L'ultime délai accordé aux usines d'incinération d'ordures ménagères pour respecter les normes européennes d'émissions de dioxines expirait le 28 décembre. Sur 128 sites, 96 ont été mis aux normes, presque tous les autres étant arrêtés, au moins en partie, jusqu'à achèvement des travaux nécessaires.

Les usines d'incinération d'ordures ménagères (UIOM) françaises sont désormais pratiquement toutes conformes aux normes européennes limitant les émissions de dioxines. L'ultime délai pour la mise en conformité des installations existantes expirait en effet le 28 décembre 2005... et a, de gré ou de force, été respecté, à quelques rares exceptions près : 96 des 128 incinérateurs qui étaient en fonction sur le territoire français il y a un an dégagent moins de 20 g de dioxines par an, soit pas plus que les cheminées des particuliers. Seuls deux incinérateurs, situés en région parisienne, à savoir ceux d'Issy-les-Moulineaux (92) et de Sarcelles (93), ont obtenu une dérogation durable en raison de l'importance des populations desservies par le chauffage urbain de leurs installations. Pour les autres, le ministère de l'Ecologie avait prévenu qu'il n'y aurait aucune dérogation au calendrier prévu.
Ainsi, cinq ans après, la France se plie aux exigences de la législation européenne de décembre 2000, transposée par un arrêté ministériel de septembre 2002, limitant les émissions de dioxines à un plafond maximum de 0,1 nanogramme par mètre cube (ng/m3). Ce seuil était applicable à toute nouvelle usine depuis 1997.
La ministre de l'Ecologie, Nelly Olin, s'est rendue le 28 décembre à Saint-Eloi, près de Poitiers, pour annoncer la fermeture administrative au 31 janvier de cet incinérateur, le dernier en infraction et n'ayant pas obtenu de dérogation.


"Chacun a eu le temps de prendre ses dispositions"
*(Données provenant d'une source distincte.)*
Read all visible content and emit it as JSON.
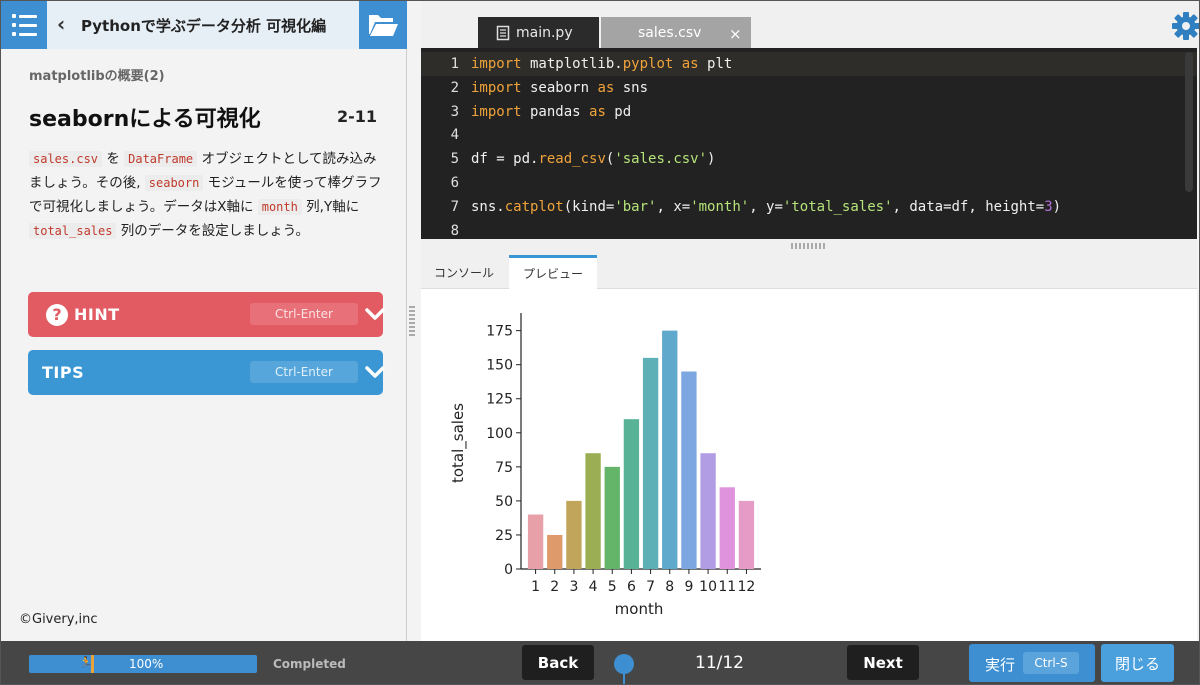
{
  "header": {
    "course_title": "Pythonで学ぶデータ分析 可視化編"
  },
  "lesson": {
    "section": "matplotlibの概要(2)",
    "title": "seabornによる可視化",
    "number": "2-11",
    "body": [
      {
        "t": "code",
        "v": "sales.csv"
      },
      {
        "t": "text",
        "v": " を "
      },
      {
        "t": "code",
        "v": "DataFrame"
      },
      {
        "t": "text",
        "v": " オブジェクトとして読み込みましょう。その後, "
      },
      {
        "t": "code",
        "v": "seaborn"
      },
      {
        "t": "text",
        "v": " モジュールを使って棒グラフで可視化しましょう。データはX軸に "
      },
      {
        "t": "code",
        "v": "month"
      },
      {
        "t": "text",
        "v": " 列,Y軸に "
      },
      {
        "t": "code",
        "v": "total_sales"
      },
      {
        "t": "text",
        "v": " 列のデータを設定しましょう。"
      }
    ]
  },
  "hint": {
    "label": "HINT",
    "shortcut": "Ctrl-Enter",
    "q": "?"
  },
  "tips": {
    "label": "TIPS",
    "shortcut": "Ctrl-Enter"
  },
  "copyright": "©Givery,inc",
  "editor": {
    "tabs": {
      "main": "main.py",
      "sales": "sales.csv",
      "close": "×"
    },
    "lines": [
      [
        {
          "c": "kw",
          "v": "import"
        },
        {
          "c": "code",
          "v": " matplotlib."
        },
        {
          "c": "fn",
          "v": "pyplot"
        },
        {
          "c": "code",
          "v": " "
        },
        {
          "c": "kw",
          "v": "as"
        },
        {
          "c": "code",
          "v": " plt"
        }
      ],
      [
        {
          "c": "kw",
          "v": "import"
        },
        {
          "c": "code",
          "v": " seaborn "
        },
        {
          "c": "kw",
          "v": "as"
        },
        {
          "c": "code",
          "v": " sns"
        }
      ],
      [
        {
          "c": "kw",
          "v": "import"
        },
        {
          "c": "code",
          "v": " pandas "
        },
        {
          "c": "kw",
          "v": "as"
        },
        {
          "c": "code",
          "v": " pd"
        }
      ],
      [],
      [
        {
          "c": "code",
          "v": "df = pd."
        },
        {
          "c": "fn",
          "v": "read_csv"
        },
        {
          "c": "code",
          "v": "("
        },
        {
          "c": "st",
          "v": "'sales.csv'"
        },
        {
          "c": "code",
          "v": ")"
        }
      ],
      [],
      [
        {
          "c": "code",
          "v": "sns."
        },
        {
          "c": "fn",
          "v": "catplot"
        },
        {
          "c": "code",
          "v": "(kind="
        },
        {
          "c": "st",
          "v": "'bar'"
        },
        {
          "c": "code",
          "v": ", x="
        },
        {
          "c": "st",
          "v": "'month'"
        },
        {
          "c": "code",
          "v": ", y="
        },
        {
          "c": "st",
          "v": "'total_sales'"
        },
        {
          "c": "code",
          "v": ", data=df, height="
        },
        {
          "c": "nm",
          "v": "3"
        },
        {
          "c": "code",
          "v": ")"
        }
      ],
      []
    ]
  },
  "output": {
    "tabs": {
      "console": "コンソール",
      "preview": "プレビュー"
    }
  },
  "chart_data": {
    "type": "bar",
    "categories": [
      "1",
      "2",
      "3",
      "4",
      "5",
      "6",
      "7",
      "8",
      "9",
      "10",
      "11",
      "12"
    ],
    "values": [
      40,
      25,
      50,
      85,
      75,
      110,
      155,
      175,
      145,
      85,
      60,
      50
    ],
    "colors": [
      "#e8a0a8",
      "#df9a6b",
      "#c0a55a",
      "#9bae53",
      "#64b56a",
      "#57b296",
      "#5cb0b6",
      "#5ea9cc",
      "#7ca7e0",
      "#b09de3",
      "#de93dc",
      "#e69ac6"
    ],
    "xlabel": "month",
    "ylabel": "total_sales",
    "ylim": [
      0,
      185
    ],
    "yticks": [
      0,
      25,
      50,
      75,
      100,
      125,
      150,
      175
    ],
    "grid": false
  },
  "footer": {
    "progress_percent": 100,
    "progress_text": "100%",
    "completed": "Completed",
    "back": "Back",
    "next": "Next",
    "page": "11/12",
    "run": "実行",
    "run_shortcut": "Ctrl-S",
    "close": "閉じる"
  }
}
"Cette unité n'est pas conforme mais la collectivité responsable n'a pas à ce stade souhaité la mettre provisoirement à l'arrêt alors que des solutions alternatives sont disponibles", avait-elle souligné à la veille de ce déplacement. "La réglementation a été annoncée en 2000. Cinq ans plus tard, chacun a eu le temps de prendre ses dispositions", a-t-elle poursuivi devant le maire de Poitiers, Jacques Santrot, qui a réagi en se disant "ulcéré". "Je vis cela comme un procès", a poursuivi l'élu, observant que cette fermeture allait faire perdre 700.000 euros par mois à la communauté de communes de Poitiers (coût de la mise en décharge des déchets non-incinérés et manque à gagner des sommes perçues grâce au chauffage produit).
Tout au long de l'année 2005, la ministre avait multiplié les courriers aux préfets pour faire respecter l'échéance par les exploitants (travaux de mise en conformité ou fermeture) et pour rappeler que tout contrevenant s'exposerait à des sanctions administratives permettant une suspension autoritaire du fonctionnement de l'installation.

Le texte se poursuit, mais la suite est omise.